Hydrogen is Shopify’s React framework for building custom storefronts. It's meant to give developers full control over the front end: the homepage, product pages, collections, and cart. You get modern tooling, fast performance, and more design flexibility.

But it's important to clarify one thing. Hydrogen doesn’t replace Shopify’s checkout. Even headless Shopify builds still use the default hosted checkout. You might extend it with Shopify Functions or Checkout UI Extensions, but you're not rebuilding it from scratch.

So if you're thinking about Hydrogen to change your checkout flow, it’s probably not the right tool.

Why Some Devs Want to Go Headless

In the case of the developer I spoke to, his frustration wasn’t really about checkout. It was more about wanting to work in a modern dev environment. He wanted better performance control, easier integration with third-party tools, and the ability to ship front-end features without fighting with Liquid.

All of that makes sense. But there’s a big tradeoff.

Going headless means you’re taking on your own CMS (you will have to build this out), deployment pipeline, QA, and more. You’re also going to be managing your own frontend stack and dealing with API updates from Shopify over time. That’s a lot for any team, let alone a single developer.

Meanwhile, Shopify’s native stack has evolved. Between Functions, metafields, and dynamic sections, a lot is possible within the traditional theme environment if you know your way around it.

What Happened to Composable Commerce?

A few years ago, composable commerce was the buzzword. Build a stack out of best-in-class tools. Swap parts in and out. Go full Lego mode.

Shopify even launched Commerce Components to cater to this trend at the enterprise level. But in practice, most brands didn’t want that level of complexity. They wanted things to work well and scale reliably, without piecing everything together themselves.

If you're not doing a billion dollars a year in revenue, you probably don't need to be fully composable. And even at that scale, plenty of brands are still happy staying mostly within Shopify.

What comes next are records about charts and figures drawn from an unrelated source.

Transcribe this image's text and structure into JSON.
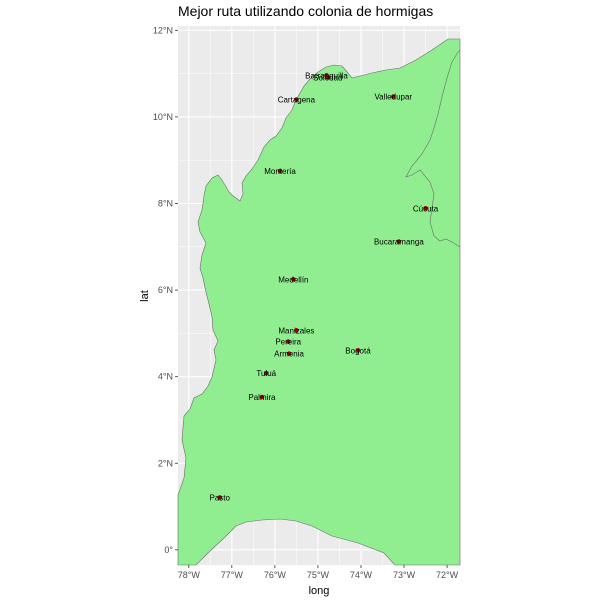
{
  "title": "Mejor ruta utilizando colonia de hormigas",
  "xlabel": "long",
  "ylabel": "lat",
  "xticks": [
    "78°W",
    "77°W",
    "76°W",
    "75°W",
    "74°W",
    "73°W",
    "72°W"
  ],
  "yticks": [
    "0°",
    "2°N",
    "4°N",
    "6°N",
    "8°N",
    "10°N",
    "12°N"
  ],
  "colors": {
    "panel": "#ebebeb",
    "grid": "#ffffff",
    "land": "#90ee90",
    "outline": "#6b6b6b",
    "point": "#b00000"
  },
  "chart_data": {
    "type": "scatter",
    "xlim": [
      -78.25,
      -71.7
    ],
    "ylim": [
      -0.35,
      12.1
    ],
    "grid": true,
    "points": [
      {
        "name": "Barranquilla",
        "long": -74.8,
        "lat": 10.96
      },
      {
        "name": "Soledad",
        "long": -74.77,
        "lat": 10.91
      },
      {
        "name": "Cartagena",
        "long": -75.5,
        "lat": 10.4
      },
      {
        "name": "Valledupar",
        "long": -73.25,
        "lat": 10.47
      },
      {
        "name": "Montería",
        "long": -75.88,
        "lat": 8.75
      },
      {
        "name": "Cúcuta",
        "long": -72.5,
        "lat": 7.89
      },
      {
        "name": "Bucaramanga",
        "long": -73.12,
        "lat": 7.12
      },
      {
        "name": "Medellín",
        "long": -75.57,
        "lat": 6.25
      },
      {
        "name": "Manizales",
        "long": -75.5,
        "lat": 5.07
      },
      {
        "name": "Pereira",
        "long": -75.69,
        "lat": 4.81
      },
      {
        "name": "Bogotá",
        "long": -74.07,
        "lat": 4.61
      },
      {
        "name": "Armenia",
        "long": -75.67,
        "lat": 4.53
      },
      {
        "name": "Tuluá",
        "long": -76.2,
        "lat": 4.08
      },
      {
        "name": "Palmira",
        "long": -76.3,
        "lat": 3.53
      },
      {
        "name": "Pasto",
        "long": -77.28,
        "lat": 1.21
      }
    ]
  }
}
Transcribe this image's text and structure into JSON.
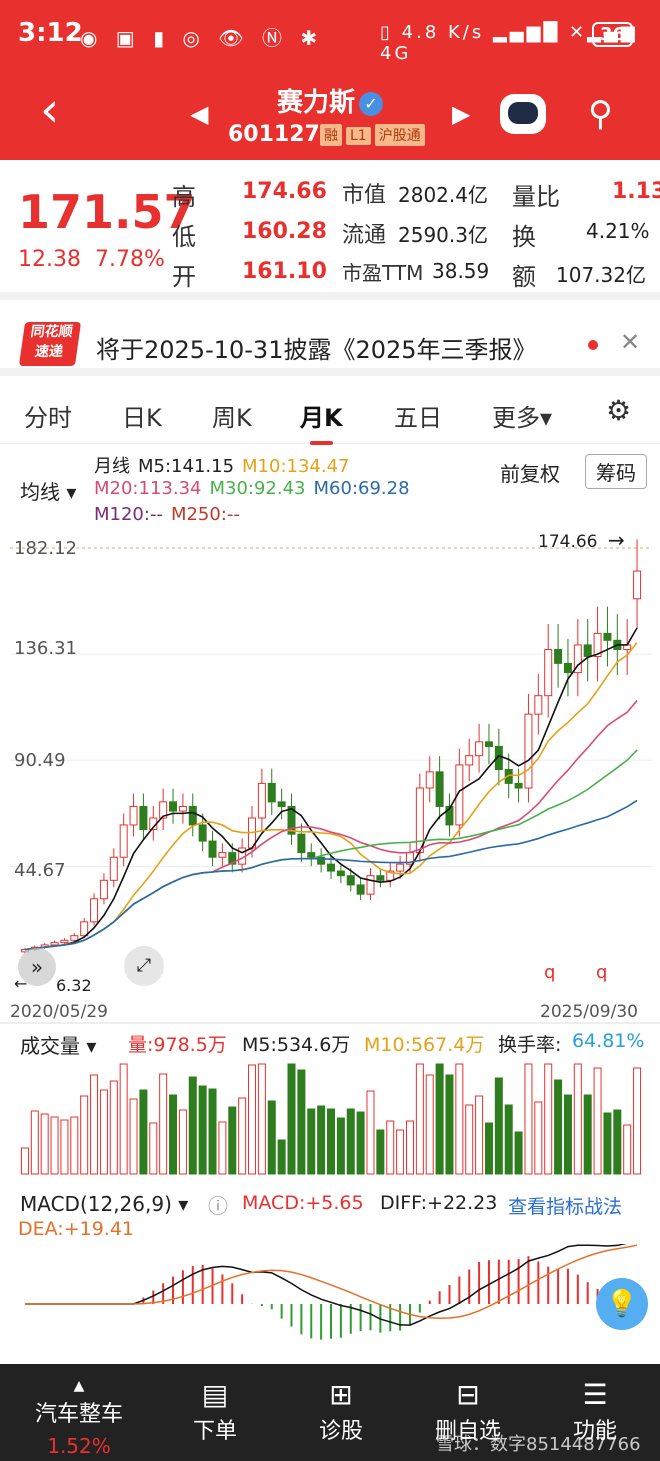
{
  "status": {
    "time": "3:12",
    "net_speed": "4.8 K/s",
    "battery": "36"
  },
  "header": {
    "name": "赛力斯",
    "code": "601127",
    "tags": [
      "融",
      "L1",
      "沪股通"
    ]
  },
  "quote": {
    "price": "171.57",
    "change": "12.38",
    "change_pct": "7.78%",
    "high_label": "高",
    "high": "174.66",
    "low_label": "低",
    "low": "160.28",
    "open_label": "开",
    "open": "161.10",
    "mcap_label": "市值",
    "mcap": "2802.4亿",
    "float_label": "流通",
    "float": "2590.3亿",
    "pe_label": "市盈TTM",
    "pe": "38.59",
    "vr_label": "量比",
    "vr": "1.13",
    "turn_label": "换",
    "turn": "4.21%",
    "amt_label": "额",
    "amt": "107.32亿"
  },
  "notice": {
    "logo_top": "同花顺",
    "logo_bottom": "速递",
    "text": "将于2025-10-31披露《2025年三季报》"
  },
  "tabs": [
    "分时",
    "日K",
    "周K",
    "月K",
    "五日",
    "更多▾"
  ],
  "ma": {
    "selector": "均线 ▾",
    "period": "月线",
    "m5": "M5:141.15",
    "m10": "M10:134.47",
    "m20": "M20:113.34",
    "m30": "M30:92.43",
    "m60": "M60:69.28",
    "m120": "M120:--",
    "m250": "M250:--",
    "adjust": "前复权",
    "chips": "筹码"
  },
  "chart_data": {
    "type": "candlestick",
    "y_ticks": [
      "182.12",
      "136.31",
      "90.49",
      "44.67"
    ],
    "max_label": "174.66",
    "min_label": "6.32",
    "x_start": "2020/05/29",
    "x_end": "2025/09/30",
    "closes": [
      8,
      9,
      10,
      11,
      12,
      14,
      20,
      30,
      38,
      48,
      62,
      70,
      60,
      65,
      72,
      68,
      70,
      62,
      55,
      48,
      50,
      45,
      52,
      65,
      80,
      72,
      70,
      58,
      50,
      48,
      45,
      42,
      40,
      36,
      32,
      40,
      38,
      42,
      45,
      50,
      78,
      85,
      70,
      62,
      88,
      92,
      98,
      96,
      86,
      80,
      78,
      110,
      118,
      138,
      132,
      128,
      140,
      135,
      145,
      142,
      138,
      140,
      172
    ],
    "opens": [
      7,
      8,
      9,
      10,
      11,
      12,
      14,
      20,
      30,
      38,
      48,
      62,
      70,
      60,
      65,
      72,
      68,
      70,
      62,
      55,
      48,
      50,
      45,
      52,
      65,
      80,
      72,
      70,
      58,
      50,
      48,
      45,
      42,
      40,
      36,
      32,
      40,
      38,
      42,
      45,
      50,
      78,
      85,
      70,
      62,
      88,
      92,
      98,
      96,
      86,
      80,
      78,
      110,
      118,
      138,
      132,
      128,
      140,
      135,
      145,
      142,
      138,
      160
    ]
  },
  "volume": {
    "selector": "成交量 ▾",
    "vol": "量:978.5万",
    "m5": "M5:534.6万",
    "m10": "M10:567.4万",
    "turnover_label": "换手率:",
    "turnover": "64.81%"
  },
  "macd": {
    "selector": "MACD(12,26,9) ▾",
    "macd": "MACD:+5.65",
    "diff": "DIFF:+22.23",
    "link": "查看指标战法",
    "dea": "DEA:+19.41"
  },
  "footer": [
    {
      "label": "汽车整车",
      "sub": "1.52%"
    },
    {
      "label": "下单"
    },
    {
      "label": "诊股"
    },
    {
      "label": "删自选"
    },
    {
      "label": "功能"
    }
  ],
  "watermark": "雪球：数字8514487766"
}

When Hydrogen Actually Makes Sense

Hydrogen can be the right move if:

  • You have a strong in-house engineering team
  • You need to push the boundaries of your storefront’s performance or design
  • Your PDPs and PLPs are complex and highly interactive
  • Your brand experience is so core to your product that every pixel counts

In other words, Hydrogen is powerful. But it’s not a shortcut, and it comes with real overhead.

The Right Tool For The Right Stage

Shopify’s theme development has come a long way. There's a lot you can do without going headless. Hydrogen is a great option when you're ready for it, but for many teams, especially small ones, it might be smarter to invest in mastering Shopify’s native stack before making that leap.

To the one-man $100M dev shop I spoke with: your instincts aren't wrong. But you might get more leverage by leaning into the platform than working around it.

If we publish the full interview, it'll be worth a read.